Here are three reasons why next year will be a time for conservative optimism among investors:
1. If the S&P 500 finishes the year above 2,034, it will lock in the third consecutive year of double-digit gains. Since inception of the S&P 500 84 years ago, that's happened only three times -- and the subsequent year was up double-digits every time.
2. 2015 is a pre-election year, which is the best performing year of the presidential election cycle. The last loss in a pre-election year dates back to 1939.
3. Based on duration and performance, some consider this bull market a "dead man walking." While certain indicators measuring internal market strength show a degree of weakening, we are not yet seeing the kind of "red flag behavior" typical of a major market top.
So it's a great time to invest in an ETF poised to take advantage of the coming market gains. Here are 10 to consider:
1. SPDR S&P 500 ETF (SPY)
The SPDR S&P 500 ETF is the oldest and largest ETF in the world. Inexpensive and broad exposure to the U.S. stock market make it a solid foundation for any stock portfolio.
2. iShares S&P 100 ETF (OEF)
The iShares S&P 100 ETF invests in the biggest companies of the S&P 500 (called mega caps). Historically, large company stocks tend to shine in the later stages of a bull market. This bull will turn seven in 2015, and has already lasted longer than the average bull market.
3. iShares U.S. Preferred Stock ETF (PFF)
Preferred stocks offer higher yields as they blend the characteristics of bonds and stocks. The iShares U.S. Preferred Stock ETF offers exposure to this unique market. Its 12.72% 1-year gain includes a juicy 6.95% dividend yield.
4. iShares Gold Trust (IAU)
Gold prices took a beating in 2014 and are likely to rebound in 2015. The iShares Gold Trust is a lower-priced and competent alternative to the popular SPDR Gold Shares (0.25% compared to 0.40% expense ratio).
5. Market Vectors Gold Miners ETF (GDX)
Unlike gold ETFs, which aim to replicate the price of gold, the Market Vectors Gold Miners ETF invests in the shares of gold mining companies. This approach tends to magnify returns. The Market Vectors Gold Miners ETF is essentially a slightly leveraged bet on rising gold.
6. iShares Silver ETF (SLV)
The iShares Silver ETF lost 69.72% from its 2011 peak to its 2014 low.
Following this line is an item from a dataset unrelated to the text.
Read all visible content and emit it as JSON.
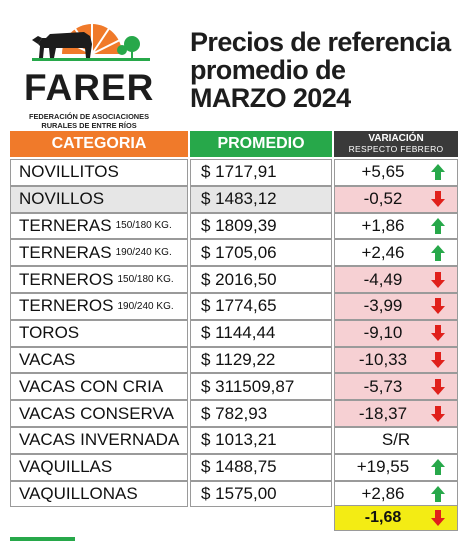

Picking up this ETF at such depressed levels is a lower risk version of 'catching a falling knife.' Based on its bullish November reversal, silver should trend higher in 2015.
7. PowerShares US Dollar Bullish ETF (UUP)
The U.S. dollar soared more than 10% since July and is due for a breather. A sizeable U.S. dollar correction in the first quarter should offer an attractive entry point. The PowerShares US Dollar Bullish ETF becomes attractive around 22.
8. iShares MSCI Mexico ETF (EWW)
Speculators just moved to a new all-time record short position against the peso. The peso and Mexican stocks were this year's zero and may be next year's hero. Adding the iShares MSCI Mexico ETF will spice up portfolio performance.
9. Energy Select Sector SPDR ETF (XLE)
The Energy Select Sector SPDR ETF is deeply oversold, with 97% of its component trading below their 50-day moving average. Since lower prices are still possible, it's best to leg into XLE incrementally (dollar cost averaging).
10. iPath DJ-UBS Coffee ETN (JO)
The iPath DJ-UBS Coffee ETN doubles as an opportunity and reminder that investors should always be alert. Coffee cycles are turning higher in January, which should give this ETN a lift and caffeinate portfolios. Support around 30 is a good entry level.